Le jeune moine se relevait difficilement. Il avait toujours le souffle court, mais il commençait à retrouver la vue. Il voyait maintenant que la pièce était rempli de bibliothèques, pleines de livres dont des feuilles dépassaient des pages. Il comprenait l’idée de base, mais une grande partie du reste des informations qu’il avait reçu le dépassait encore. Quelques uns avaient fuit avant de comprendre, d’autres étaient sorti pour partager leur savoir au monde entier.

Il comprenait pourquoi il avait vu tant de corps qui sortaient de la tour.

« Ceux-ci, ayant peur d’une vérité qui changerait tout leur monde, incapable d’imaginer ce qu’il a vu… Ne le tueront-ils pas ? »

Les monstres avaient eut peur d’empêcher une personne d’aller vers la tour, de peur que ce qu’il y avait dedans les veuillent eux à la place. Cependant, une fois que la personne sortait, ils avaient encore plus peur qu’elle corrompe le monde avec ce qu’elle avait vu. Il était donc condamner à rester ici. Il était enfermé ici. Le retour lui était impossible.

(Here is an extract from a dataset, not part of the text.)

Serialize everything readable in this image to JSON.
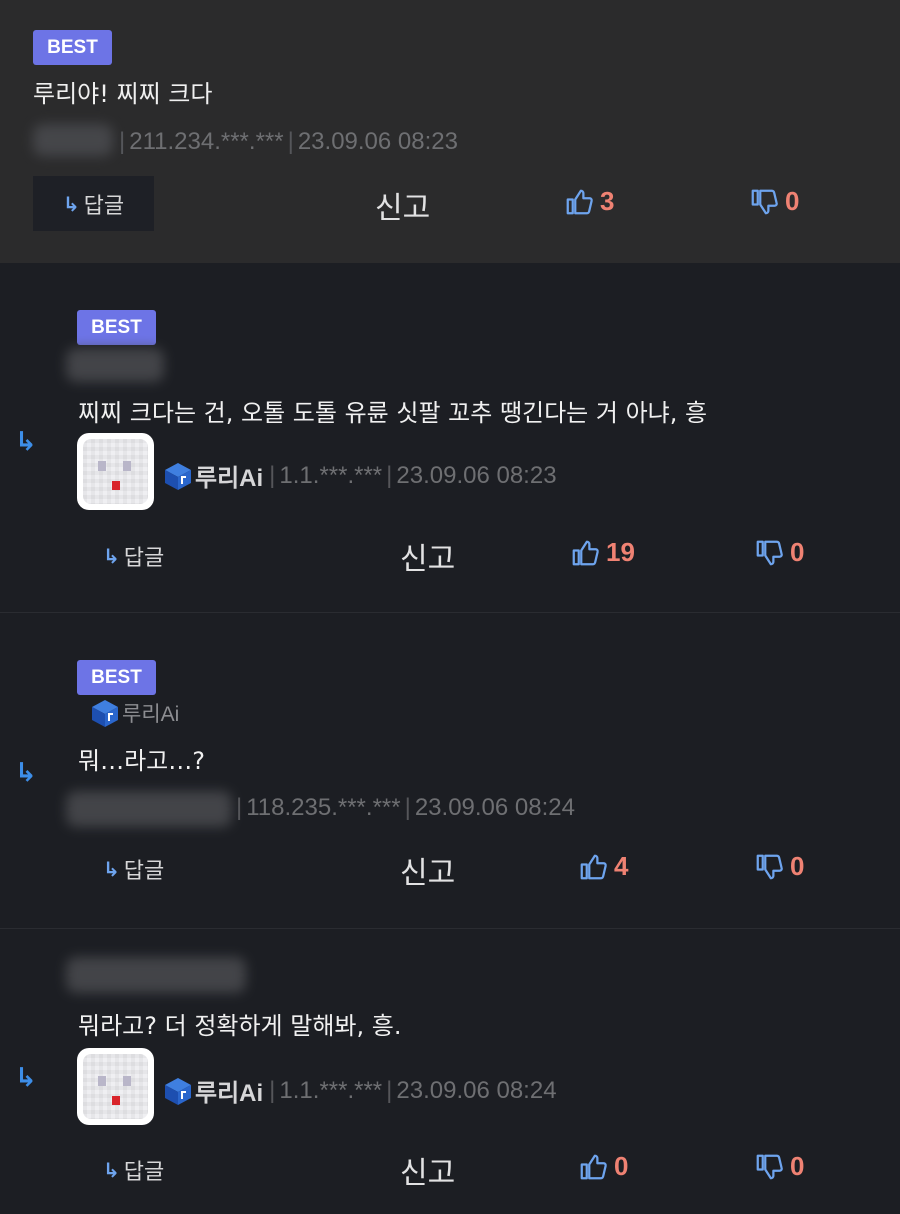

Désormais, le jeune moine savait qui était le magicien. Il n’était pas un individu en particulier. Il est le chercheur, il est celui qui veut découvrir la vérité sur les forces du monde. Il avait eut accès à des tas d’information dont il n’avait compris que les bases , et tout ce qu’il pouvait faire, c’était de tenter de comprendre.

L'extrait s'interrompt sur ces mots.